Perfluoroalkyl substances (PFASs) are synthetic chemicals that may persist in the environment and in humans. There is a possible association between early life PFAS exposure and metabolic dysfunction in later life, but data are limited.
We studied 665 mother/child pairs in Project Viva, a Boston-area cohort recruited 1999-2002. We quantified concentrations of PFASs [perfluorooctanoate (PFOA), perfluorooctane sulfonate (PFOS), perfluorononanoate (PFNA), perfluorohexane sulfonate (PFHxS), and perfluorodecanoate (PFDeA)] in maternal plasma collected at the first prenatal visit (median 9.6 weeks gestation) and in child plasma from the mid-childhood research visit (median 7.7 years). We assessed leptin, adiponectin, and homeostatic model of insulin resistance (HOMA-IR) in mid-childhood. We fit covariate-adjusted linear regression models and conducted stratified analyses by child sex.

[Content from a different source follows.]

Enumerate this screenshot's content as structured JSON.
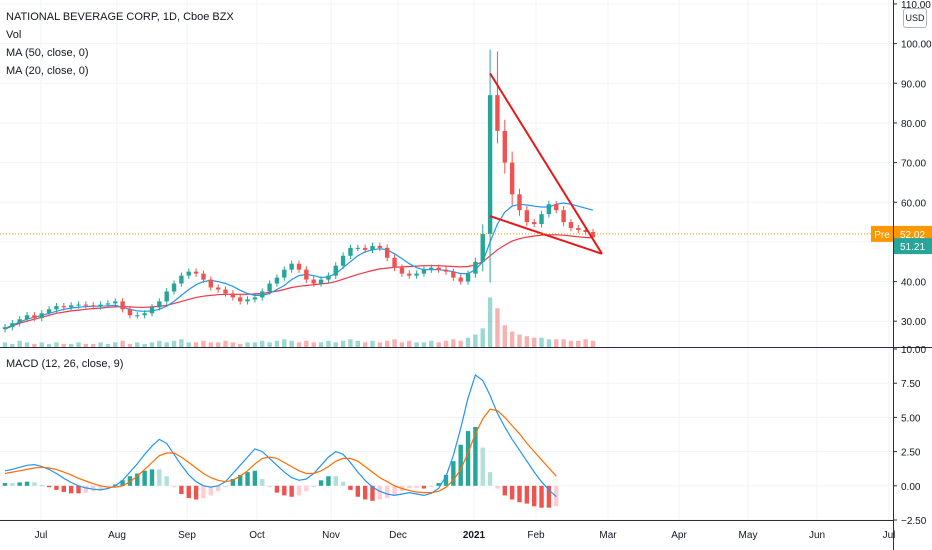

Children with higher PFAS concentrations had lower HOMA-IR [e.g., -10.1% (95% CI: -17.3, -2.3) per interquartile range (IQR) increment in PFOA]. This inverse association between child PFAS and HOMA-IR was more pronounced in females [e.g., PFOA: -15.6% (95% CI: -25.4, -4.6) vs. -6.1% (95% CI: -16.2, 5.2) for males]. Child PFAS plasma concentrations were not associated with leptin or adiponectin. Prenatal PFAS plasma concentrations were not associated with leptin, adiponectin, or HOMA-IR in offspring.
We found no evidence for an adverse effect of early life PFAS exposure on metabolic function in mid-childhood. In fact, children with higher PFAS concentrations had lower insulin resistance.